Makaleler

G20 görüşmeleri ekseninde Katar, Suriye, Filistin ve Türkiye…

Katar krizi ile gündemde yer edinmeye devam eden ve son olarak G20 görüşmelerinde ABD ve Rusya arasında varılan ateşkes ile Ortadoğu halen güncelliğini korumaktadır. Suudi Arabistan ile Katar’ı karşı karşıya getiren krizin kuşkusuz ki arka planı münferit bir zaman dilimini ifade etmiyor. Zira “Arap Baharı” denilen süreç bölgede siyasal olarak kimi siyasal akımların öne çıkma süreci olarak kendini gösterdi. Katar krizi her şeyden önce bölgede yükseliş gösteren bir siyasal figürün yani Müslüman Kardeşler’in artık bölgede iktidara alternatif bir düşünsel akım olarak öne çıkması ile bölge devletlerini tedirgin etmiştir.

Müslüman Kardeşler’in Mısır’da ABD tarafından görevden alınması belki de bölgede en çok Türkiye’nin tepkisi ile karşılaştı. Bunun da sonrasında Müslüman Kardeşler ile ilişkili bir başka ülkeye, Katar’a yönelik ambargo bölgede artık Müslüman Kardeşler’in ve rol oynadığı siyasal iktidarların hedef alınacağı anlamına geliyor. Türkiye’nin Katar’a dönük ambargoya bu kadar sert çıkması TC ve Müslüman Kardeşler ilişkisinin nasıl bir boyutta olduğunu ortaya koyuyor.

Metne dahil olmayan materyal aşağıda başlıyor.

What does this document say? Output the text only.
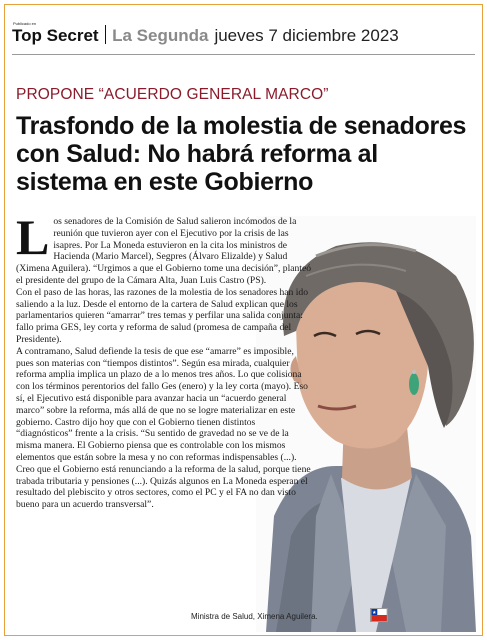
Publicado en
Top Secret La Segunda jueves 7 diciembre 2023
PROPONE “ACUERDO GENERAL MARCO”
Trasfondo de la molestia de senadores con Salud: No habrá reforma al sistema en este Gobierno
L os senadores de la Comisión de Salud salieron incómodos de la reunión que tuvieron ayer con el Ejecutivo por la crisis de las isapres. Por La Moneda estuvieron en la cita los ministros de Hacienda (Mario Marcel), Segpres (Álvaro Elizalde) y Salud (Ximena Aguilera). “Urgimos a que el Gobierno tome una decisión”, planteó el presidente del grupo de la Cámara Alta, Juan Luis Castro (PS).

Con el paso de las horas, las razones de la molestia de los senadores han ido saliendo a la luz. Desde el entorno de la cartera de Salud explican que los parlamentarios quieren “amarrar” tres temas y perfilar una salida conjunta: fallo prima GES, ley corta y reforma de salud (promesa de campaña del Presidente).

A contramano, Salud defiende la tesis de que ese “amarre” es imposible, pues son materias con “tiempos distintos”. Según esa mirada, cualquier reforma amplia implica un plazo de a lo menos tres años. Lo que colisiona con los términos perentorios del fallo Ges (enero) y la ley corta (mayo). Eso sí, el Ejecutivo está disponible para avanzar hacia un “acuerdo general marco” sobre la reforma, más allá de que no se logre materializar en este gobierno. Castro dijo hoy que con el Gobierno tienen distintos “diagnósticos” frente a la crisis. “Su sentido de gravedad no se ve de la misma manera. El Gobierno piensa que es controlable con los mismos elementos que están sobre la mesa y no con reformas indispensables (...). Creo que el Gobierno está renunciando a la reforma de la salud, porque tiene trabada tributaria y pensiones (...). Quizás algunos en La Moneda esperan el resultado del plebiscito y otros sectores, como el PC y el FA no dan visto bueno para un acuerdo transversal”.

Ministra de Salud, Ximena Aguilera.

Öyle ki tüm bu gelişmeler Suudileri Suriye ile yakınlaştırma koordinatları taşıyor. Zira Suudiler tarihsel olarak Osmanlı’ya karşı Arap isyanlarını desteklemiş bir ülke olarak bilinmekle beraber bugün de Yemen’de zafer elde etme umuduyla hareket etmekte ve bu umuduyla TC’yi karşısına almaktadır. Ancak uluslararası ilişkiler TC’nin bölgesel faktörünü ve denge statüsünü göz önünde bulundurarak hareket ediyor ve bundan mütevelli TC’ye doğrudan bir tavır takınamıyor. Siyasal kararlarla TC bir şekilde ablukaya alınmak istense de bunlar siyasal iktidarı sıkıştıracak türden değildir. Her ne kadar AKP iktidarına karşı “tükürmek” Batı’da gelenek haline gelmiş olsa da, NATO, Türkiye’nin Kıbrıs, Suriye, Irak ve Katar’da asker konuşlandırmasını hiçbir çekincesi olmaksızın desteklemektedir.

 

“Doğa boşluk bırakmaz”

Ortadoğu’daki mevcut ittifaklar zincirinde yaşanan değişimin ardından Suriye hemen Katar ile ilişki geliştirmiştir. Bu Suriye devlet Başkanı Beşar için büyük olmasa da önemli bir zafer olarak nitelendirilmektedir. Bu her şeyden önce Suriye bataklığı içinde ABD’nin müttefikler zincirinde bir eksilmenin yaşandığını gösteriyor. 7 Temmuz 2017’de Hamburg’da düzenlenen G20 zirvesi sırasında Vladimir Putin ve Donald Trump’ın buluşmasında görüldüğü kadarıyla masa devrildi! Yarım saat sürmesi öngörülen buluşma, diğer devlet ve hükümet başkanlarını bekleme odasında sıralarını beklemek zorunda bırakarak, dört kat daha uzun sürdü. Ancak iki devlet başkanı ve Dışişleri Bakanlarının ne kararlar aldıkları tam olarak bilinmemektedir.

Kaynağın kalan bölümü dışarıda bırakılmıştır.